Delirium Tremens
Los quiero a todos (2012) es un interesante fresco generacional de los de “treinta y pico”. Gracias al trabajo de un grupo de sólidos actores con experiencia teatral, el realizador Luciano Quilici expone en una serie de viñetas los vaivenes emocionales de un singular grupo de amigos.
Dado que se trata de una transposición de su propia pieza de teatro, hay un fuerte vínculo con lo teatral en la propuesta de Quilici. Una cualidad que suele apuntarse como defectuosa cuando se analiza un film, pero aquí se trata más bien de una virtud. Una serie de ajustes en el procedimiento cinematográfico traza en Los quiero a todos un puente con lo eminentemente teatral, pero que en vez de jugar en contra de la narración de cine le aporta un extrañamiento funcional. Algo así ocurre en algunos films de François Ozon (Gotas que caen sobre rocas calientes, 1991; 8 Mujeres, 2001) o de Alain Resnais (Corazones, 2007), por citar dos casos más o menos recientes. Con una cantidad de secuencias que en su mayoría involucran a pocos personajes y que desarrollan diálogos en su mayor parte descriptivos (también, claro está, hay otros en función de la progresión dramática), Los quiero a todos se interna en las vivencias de unos amigos que se conocen desde hace muchos años.

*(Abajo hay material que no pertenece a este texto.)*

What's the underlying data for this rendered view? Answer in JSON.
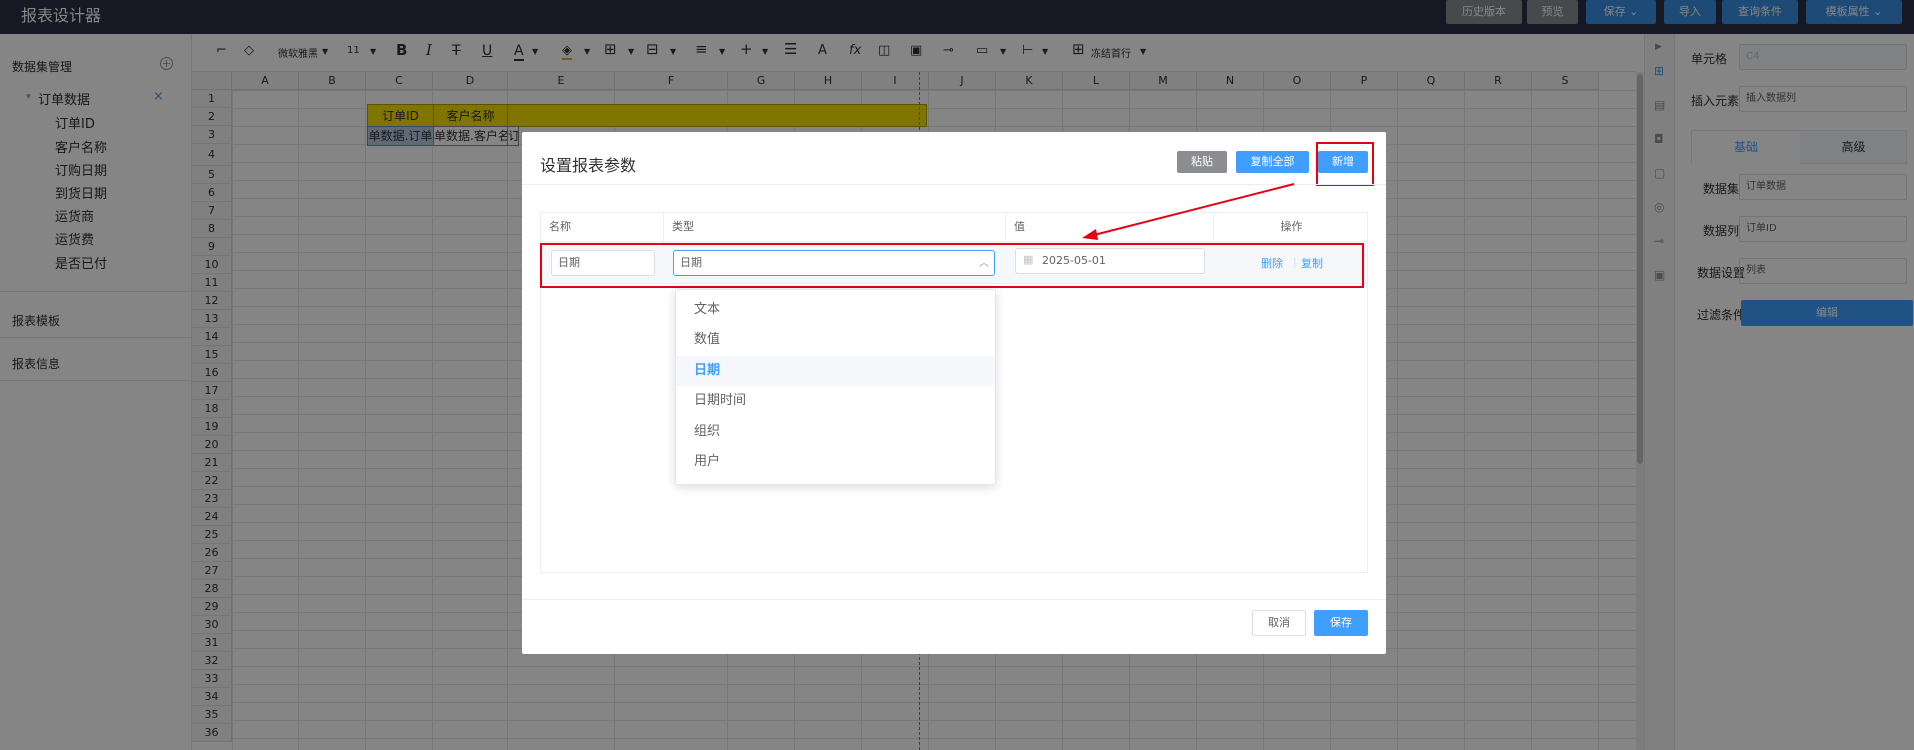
{
  "app": {
    "title": "报表设计器"
  },
  "topbar": {
    "buttons": [
      {
        "label": "历史版本",
        "style": "gray"
      },
      {
        "label": "预览",
        "style": "gray"
      },
      {
        "label": "保存 ⌄",
        "style": "blue"
      },
      {
        "label": "导入",
        "style": "blue"
      },
      {
        "label": "查询条件",
        "style": "blue"
      },
      {
        "label": "模板属性 ⌄",
        "style": "blue"
      }
    ]
  },
  "sidebar": {
    "dataset_title": "数据集管理",
    "dataset_name": "订单数据",
    "fields": [
      "订单ID",
      "客户名称",
      "订购日期",
      "到货日期",
      "运货商",
      "运货费",
      "是否已付"
    ],
    "sections": [
      "报表模板",
      "报表信息"
    ]
  },
  "toolbar": {
    "font": "微软雅黑",
    "size": "11",
    "freeze": "冻结首行"
  },
  "sheet": {
    "columns": [
      "A",
      "B",
      "C",
      "D",
      "E",
      "F",
      "G",
      "H",
      "I",
      "J",
      "K",
      "L",
      "M",
      "N",
      "O",
      "P",
      "Q",
      "R",
      "S"
    ],
    "rows": [
      "1",
      "2",
      "3",
      "4",
      "5",
      "6",
      "7",
      "8",
      "9",
      "10",
      "11",
      "12",
      "13",
      "14",
      "15",
      "16",
      "17",
      "18",
      "19",
      "20",
      "21",
      "22",
      "23",
      "24",
      "25",
      "26",
      "27",
      "28",
      "29",
      "30",
      "31",
      "32",
      "33",
      "34",
      "35",
      "36"
    ],
    "header_cells": [
      "订单ID",
      "客户名称"
    ],
    "data_cells": [
      "单数据.订单",
      "单数据.客户名",
      "订"
    ]
  },
  "right_panel": {
    "cell_label": "单元格",
    "cell_value": "C4",
    "insert_label": "插入元素",
    "insert_value": "插入数据列",
    "tabs": [
      "基础",
      "高级"
    ],
    "dataset_label": "数据集",
    "dataset_value": "订单数据",
    "column_label": "数据列",
    "column_value": "订单ID",
    "setting_label": "数据设置",
    "setting_value": "列表",
    "filter_label": "过滤条件",
    "filter_button": "编辑"
  },
  "dialog": {
    "title": "设置报表参数",
    "paste": "粘贴",
    "copy_all": "复制全部",
    "add": "新增",
    "columns": {
      "name": "名称",
      "type": "类型",
      "value": "值",
      "action": "操作"
    },
    "row": {
      "name": "日期",
      "type": "日期",
      "value": "2025-05-01",
      "delete": "删除",
      "copy": "复制"
    },
    "type_options": [
      "文本",
      "数值",
      "日期",
      "日期时间",
      "组织",
      "用户"
    ],
    "selected_type": "日期",
    "cancel": "取消",
    "save": "保存"
  },
  "colors": {
    "topbar": "#2b3145",
    "accent": "#409eff",
    "highlight": "#e60012",
    "header_fill": "#f5e000"
  }
}
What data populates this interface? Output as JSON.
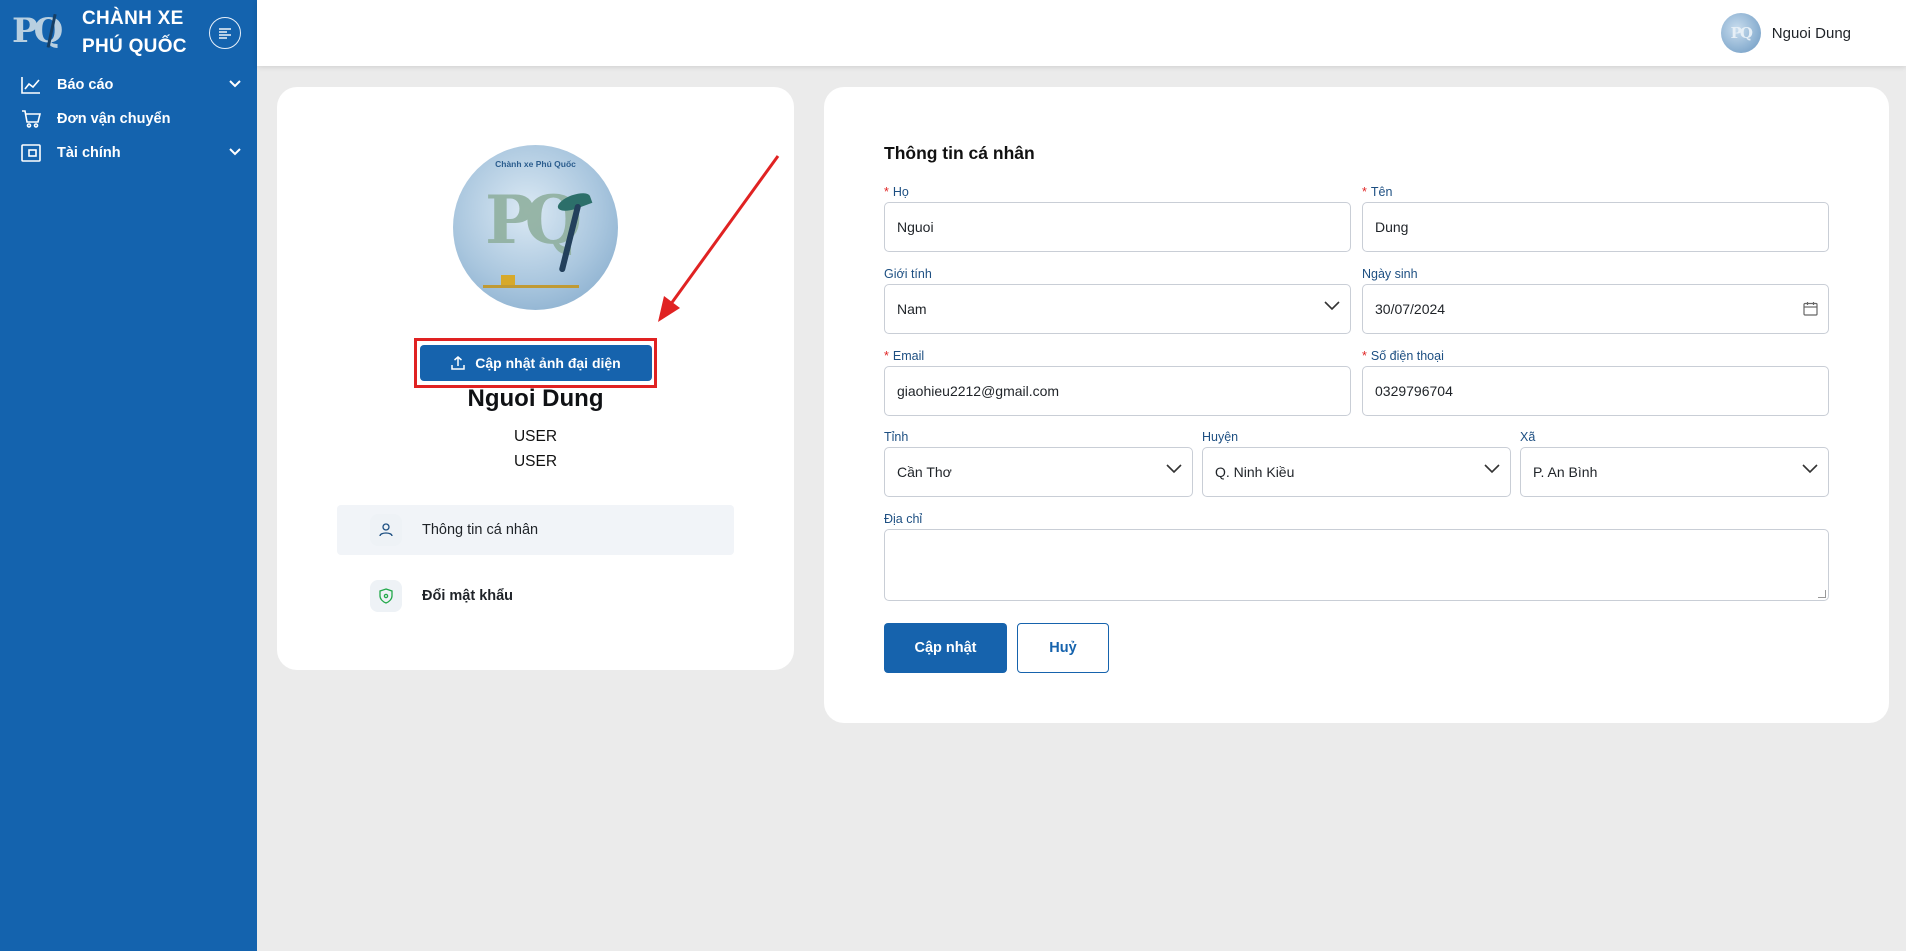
{
  "sidebar": {
    "brand_logo_text": "PQ",
    "brand_line1": "CHÀNH XE",
    "brand_line2": "PHÚ QUỐC",
    "items": [
      {
        "label": "Báo cáo",
        "icon": "line-chart-icon",
        "has_submenu": true
      },
      {
        "label": "Đơn vận chuyển",
        "icon": "cart-icon",
        "has_submenu": false
      },
      {
        "label": "Tài chính",
        "icon": "wallet-icon",
        "has_submenu": true
      }
    ]
  },
  "header": {
    "user_name": "Nguoi Dung",
    "avatar_text": "PQ"
  },
  "profile": {
    "avatar_caption": "Chành xe Phú Quốc",
    "avatar_text": "PQ",
    "upload_label": "Cập nhật ảnh đại diện",
    "name": "Nguoi Dung",
    "roles": [
      "USER",
      "USER"
    ],
    "menu": [
      {
        "label": "Thông tin cá nhân",
        "icon": "user-icon",
        "active": true
      },
      {
        "label": "Đổi mật khẩu",
        "icon": "shield-icon",
        "active": false
      }
    ]
  },
  "form": {
    "title": "Thông tin cá nhân",
    "last_name": {
      "label": "Họ",
      "required": true,
      "value": "Nguoi"
    },
    "first_name": {
      "label": "Tên",
      "required": true,
      "value": "Dung"
    },
    "gender": {
      "label": "Giới tính",
      "value": "Nam"
    },
    "dob": {
      "label": "Ngày sinh",
      "value": "30/07/2024"
    },
    "email": {
      "label": "Email",
      "required": true,
      "value": "giaohieu2212@gmail.com"
    },
    "phone": {
      "label": "Số điện thoại",
      "required": true,
      "value": "0329796704"
    },
    "province": {
      "label": "Tỉnh",
      "value": "Cần Thơ"
    },
    "district": {
      "label": "Huyện",
      "value": "Q. Ninh Kiều"
    },
    "ward": {
      "label": "Xã",
      "value": "P. An Bình"
    },
    "address": {
      "label": "Địa chỉ",
      "value": ""
    },
    "submit_label": "Cập nhật",
    "cancel_label": "Huỷ"
  },
  "colors": {
    "sidebar": "#1463ae",
    "primary": "#1663ad",
    "highlight": "#e02222",
    "required": "#e02424"
  }
}
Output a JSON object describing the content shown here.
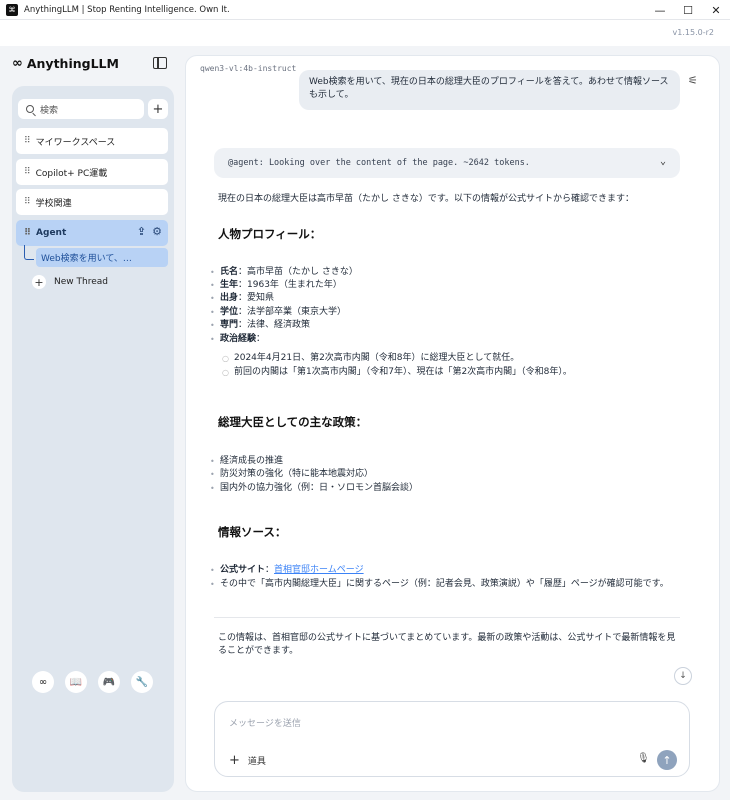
{
  "window": {
    "title": "AnythingLLM | Stop Renting Intelligence. Own It.",
    "app_icon": "⌘",
    "controls": [
      "—",
      "☐",
      "✕"
    ],
    "version": "v1.15.0-r2"
  },
  "sidebar": {
    "logo_mark": "∞",
    "logo_text": "AnythingLLM",
    "search_placeholder": "検索",
    "new_workspace": "+",
    "workspaces": [
      {
        "label": "マイワークスペース"
      },
      {
        "label": "Copilot+ PC運載"
      },
      {
        "label": "学校関連"
      },
      {
        "label": "Agent",
        "active": true
      }
    ],
    "active_thread": "Web検索を用いて、…",
    "new_thread": "New Thread",
    "bottom_icons": [
      "∞",
      "📖",
      "🎮",
      "🔧"
    ]
  },
  "chat": {
    "model": "qwen3-vl:4b-instruct",
    "user_message": "Web検索を用いて、現在の日本の総理大臣のプロフィールを答えて。あわせて情報ソースも示して。",
    "agent_status": "@agent: Looking over the content of the page. ~2642 tokens.",
    "intro": "現在の日本の総理大臣は高市早苗（たかし さきな）です。以下の情報が公式サイトから確認できます：",
    "section_profile": "人物プロフィール：",
    "profile": [
      {
        "key": "氏名",
        "value": "：高市早苗（たかし さきな）"
      },
      {
        "key": "生年",
        "value": "：1963年（生まれた年）"
      },
      {
        "key": "出身",
        "value": "：愛知県"
      },
      {
        "key": "学位",
        "value": "：法学部卒業（東京大学）"
      },
      {
        "key": "専門",
        "value": "：法律、経済政策"
      },
      {
        "key": "政治経験",
        "value": "："
      }
    ],
    "experience": [
      "2024年4月21日、第2次高市内閣（令和8年）に総理大臣として就任。",
      "前回の内閣は「第1次高市内閣」（令和7年）、現在は「第2次高市内閣」（令和8年）。"
    ],
    "section_policy": "総理大臣としての主な政策：",
    "policies": [
      "経済成長の推進",
      "防災対策の強化（特に能本地震対応）",
      "国内外の協力強化（例：日・ソロモン首脳会談）"
    ],
    "section_sources": "情報ソース：",
    "source_label": "公式サイト",
    "source_colon": "：",
    "source_link": "首相官邸ホームページ",
    "source_note": "その中で「高市内閣総理大臣」に関するページ（例：記者会見、政策演説）や「履歴」ページが確認可能です。",
    "summary": "この情報は、首相官邸の公式サイトに基づいてまとめています。最新の政策や活動は、公式サイトで最新情報を見ることができます。"
  },
  "composer": {
    "placeholder": "メッセージを送信",
    "tools_label": "道具"
  }
}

Está el que intenta, en medio de la reciente pérdida de sus padres, iniciar una extraña relación con su mucama; el neurótico al que lo seduce una bonita y dulce muchacha con la que no logra liberarse de su conducta apática. También está la joven que tiene frecuentemente sexo casual, pero que no puede paliar su angustia. Tal vez, el mejor amigo de esta chica (obsesionado con reemplazar a su padre) pueda ayudarla. Y en medio de ellos deambula una pareja en estado de fragilidad, por los trillados reproches de él, bastante alejados de lo que piensa y siente su mujer. Todos estos conflictos serán ampliados y/o contrastados en lo que parece una mini-vacación en una casona, motivo para que los amigos –a la manera de un drama chejoviano- den rienda suelta a una serie de diálogos anodinos y a la vez cargados de tensiones solapadas. Diálogos que, por otra parte, hacen gala de un humor muy bien jugado por el elenco. Sería injusto destacar a alguno o algunos, pues todos ellos le sacan brillo al rol que les tocó asumir.
A la filiación con el drama de Chejov en los diálogos, también podría sumarse la pertenencia burguesa de los personajes, que –acorde a los tiempos que vivimos- transitan su cotidianeidad con cierta frivolidad y conductas de “eterna adolescencia”, cualidades que lejos de transformarlos en personajes maniqueos los hacen más contemporáneos. Por fortuna, persiste en ellos un dejo de ternura que, aún en la estupidez con las que en varias oportunidades proceden, los hace queribles y por lo tanto proclives a la identificación con el espectador.
Los quiero a todos tiene algunos momentos mejor logrados que otros, pero la propuesta de Quilici gana por su concisión (dura 75 minutos), y por ciertas libertades que se toma (una secuencia coreografiada) y se integran a este fresco generacional de forma orgánica.